Exhibit 3.105


                             AMENDED AND RESTATED
                         CERTIFICATE OF INCORPORATION
                                      OF
               U.S. OFFICE PRODUCTS OF NORTHERN WISCONSIN, INC.
         

         U.S. OFFICE PRODUCTS OF NORTHERN WISCONSIN, INC., a corporation 
organized and existing under the laws of the State of Delaware, hereby 
certifies as follows:

         1.  The name of the corporation is U.S. OFFICE PRODUCTS OF NORTHERN 
             WISCONSIN, INC. and the name under which the corporation was 
             originally incorporated is EN ACQUISITION CORP. The date of filing 
             of its original Certificate of Incorporation with the Secretary of 
             State was June 28, 1996. 

         2.  This Amended and Restated Certificate of Incorporation restates 
             and integrates and further amends the Certificate of Incorporation 
             of this corporation in its entirety.
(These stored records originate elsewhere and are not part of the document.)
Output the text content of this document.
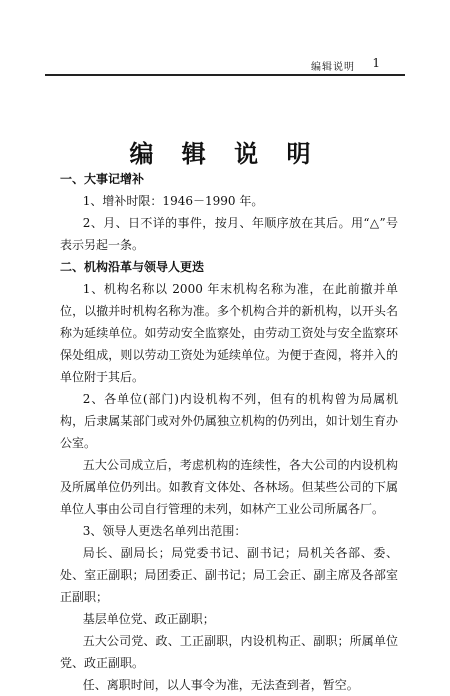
编辑说明 1
编 辑 说 明

一、大事记增补

1、增补时限：1946－1990 年。

2、月、日不详的事件，按月、年顺序放在其后。用“△”号表示另起一条。

二、机构沿革与领导人更迭

1、机构名称以 2000 年末机构名称为准，在此前撤并单位，以撤并时机构名称为准。多个机构合并的新机构，以开头名称为延续单位。如劳动安全监察处，由劳动工资处与安全监察环保处组成，则以劳动工资处为延续单位。为便于查阅，将并入的单位附于其后。

2、各单位(部门)内设机构不列，但有的机构曾为局属机构，后隶属某部门或对外仍属独立机构的仍列出，如计划生育办公室。

五大公司成立后，考虑机构的连续性，各大公司的内设机构及所属单位仍列出。如教育文体处、各林场。但某些公司的下属单位人事由公司自行管理的未列，如林产工业公司所属各厂。

3、领导人更迭名单列出范围：

局长、副局长；局党委书记、副书记；局机关各部、委、处、室正副职；局团委正、副书记；局工会正、副主席及各部室正副职；

基层单位党、政正副职；

五大公司党、政、工正副职，内设机构正、副职；所属单位党、政正副职。

任、离职时间，以人事令为准，无法查到者，暂空。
         3.  The text of the Certificate of Incorporation as amended or 
             supplemented heretofore is further amended and restated hereby 
             to read as herein set forth in full:

             1.  The name of the corporation is US OFFICE PRODUCTS, WISCONSIN
                 DISTRICT, INC.

             2.  The address of its registered office in the State of 
                 Delaware is Corporation Trust Center, 1209 Orange Street, 
                 in the City of Wilmington, County of New Castle. The name of 
                 its registered agent at such address is The Corporation Trust 
                 Company.

             3.  The nature of the business or purposes to be conducted or 
                 promoted is to engage in any lawful act or activity for which 
                 corporations may be organized under the General Corporation 
                 Law of Delaware and in general, to possess and exercise all the
                 powers and privileges granted by the General Corporation Law 
                 of Delaware or by any other law of Delaware or by this 
                 Certificate of Incorporation together with 





                 any powers incidental thereto, so far as such powers and  
                 privileges are necessary or convenient to the conduct, 
                 promotion or attainment of the business or purposes of the 
                 corporation.

             4.  The total number of shares of stock which the corporation 
                 shall have authority to issue is: One Thousand (1,000) shares 
                 of Common Stock; all of such shares shall be without par value.

             5.  The corporation is to have perpetual existence.

             6.  The corporation reserves the right to amend, alter, change 
                 or repeal any provision contained in this Certificate of 
                 Incorporation, in the manner now or hereafter prescribed by 
                 statute, and all rights conferred upon stockholders herein are
                 granted subject to this reservation.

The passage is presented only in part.